Jade Hamilton (ex University of Wolverhampton) has combined (above) various found objects around the idea of a post-apocalyptic future where humans have used up the earth’s resources to such an extent they have created an environment where it’s virtually impossible to breath normally. Mannequins wear gas masks attached to small ‘microcosm planted biomes’, glass domes full of greenery. They are impressive if sobering.

Some of the other works on show at the mac are not easy to look at.

Megan Evans (ex BCU), is showing Natural Collection, a selection of works made from pastel, and cosmetics, looking at people’s ideas of self presentation through deciding to change their appearance. There are some slightly gruesome images of faces cut open for facelifts, dental work and other facial surgery. They make their point about the ugliness and unpleasantness gone through in the search for beauty.

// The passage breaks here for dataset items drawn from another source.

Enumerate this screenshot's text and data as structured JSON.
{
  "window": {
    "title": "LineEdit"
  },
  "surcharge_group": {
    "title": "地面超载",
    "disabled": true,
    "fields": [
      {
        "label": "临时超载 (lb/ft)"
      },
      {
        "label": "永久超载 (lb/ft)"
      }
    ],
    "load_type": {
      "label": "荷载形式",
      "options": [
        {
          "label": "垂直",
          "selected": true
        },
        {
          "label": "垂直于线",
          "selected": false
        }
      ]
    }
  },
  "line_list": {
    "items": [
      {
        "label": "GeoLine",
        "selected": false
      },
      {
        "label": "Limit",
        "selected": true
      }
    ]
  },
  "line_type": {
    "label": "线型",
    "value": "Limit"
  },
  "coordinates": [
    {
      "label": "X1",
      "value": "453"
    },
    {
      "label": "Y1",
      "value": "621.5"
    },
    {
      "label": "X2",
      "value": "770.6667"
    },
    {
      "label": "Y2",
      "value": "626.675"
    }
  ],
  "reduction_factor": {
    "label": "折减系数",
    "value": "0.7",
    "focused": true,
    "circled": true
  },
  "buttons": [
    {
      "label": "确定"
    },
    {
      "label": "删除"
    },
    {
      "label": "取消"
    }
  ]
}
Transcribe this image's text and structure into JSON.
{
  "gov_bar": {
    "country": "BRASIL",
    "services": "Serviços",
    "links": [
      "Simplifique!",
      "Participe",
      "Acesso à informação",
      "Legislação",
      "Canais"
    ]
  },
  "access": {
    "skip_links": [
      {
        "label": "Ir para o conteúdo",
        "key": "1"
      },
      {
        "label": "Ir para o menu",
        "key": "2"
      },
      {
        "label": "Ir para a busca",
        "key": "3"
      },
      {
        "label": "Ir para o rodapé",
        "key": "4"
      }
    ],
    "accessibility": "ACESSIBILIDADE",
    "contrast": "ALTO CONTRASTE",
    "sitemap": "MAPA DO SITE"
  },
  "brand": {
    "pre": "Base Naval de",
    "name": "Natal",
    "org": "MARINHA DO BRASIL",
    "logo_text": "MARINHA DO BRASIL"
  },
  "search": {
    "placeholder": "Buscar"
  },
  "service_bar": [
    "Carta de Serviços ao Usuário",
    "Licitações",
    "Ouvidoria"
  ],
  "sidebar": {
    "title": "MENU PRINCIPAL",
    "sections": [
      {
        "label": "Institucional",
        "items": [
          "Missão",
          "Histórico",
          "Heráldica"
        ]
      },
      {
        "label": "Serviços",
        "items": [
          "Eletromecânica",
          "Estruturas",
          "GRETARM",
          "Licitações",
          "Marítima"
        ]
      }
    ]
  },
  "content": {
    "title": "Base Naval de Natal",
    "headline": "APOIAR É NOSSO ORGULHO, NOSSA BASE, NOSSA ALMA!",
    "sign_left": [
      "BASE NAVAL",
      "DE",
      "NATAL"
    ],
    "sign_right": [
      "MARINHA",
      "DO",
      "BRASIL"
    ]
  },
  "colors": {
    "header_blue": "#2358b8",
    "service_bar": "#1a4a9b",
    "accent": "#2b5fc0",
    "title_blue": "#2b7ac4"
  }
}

Halina Dominska’s work is quite fun. It looked at first like a big pink canopy, with flesh picky bits hanging from it; it relates to the skin, to senses and reactions. Called Bound to, it is made of soft silicone, fishing wire and pressure sensors, with bits that start pulsing in a triffid-like manor if you stand close to them.

Sarah Zacharek (ex University of Wolverhampton), is interested in travel, and also inspired by the work of Hamish Fulton. In Re:Discovery she traced a route determined by photographic negatives of her late father’s journey to Torun, his home town in Poland, although she had no first-hand memories of him and no connection to his heritage. She has combined his photographs with ones taken where he had stood, also photographing the street she stood on, together with sounds from the journeys.

Hair stitched on hand.

Natalie Ramus (ex Hereford College of Arts) has produced large photographs of hands that at a distance look as though they are painted with henna; but no, it’s a hand stitched lightly with human hairs. Hand Stitched is apparently about using shock to prompt the spectator to reconnect with their body. It’s certainly quick shocking.

 

Jenna Naylor (ex Staffordshire University), has created some charcoal and marker pen drawings, one bravely on tracing paper reaching across the room and others on the wall, called Botanical Hybrids, which show her interest in classificatory systems and taxonomy, and “use the space between fact and fiction”. They look like a mix of under sea life and plants.

All four exhibitions of NAWM are on until May 14. Looking at the exhibition catalogue other works I’d like to track down (both by Coventry University graduates) are some colourful mixed-media anti-capitalist, anti-austerity landscapes created by Coventry University graduate Daniel Smart, and Natalie Seymour’s digital photo collages of an empty college building in Smethwick which fuse images of the interior and exterior to create monumental images.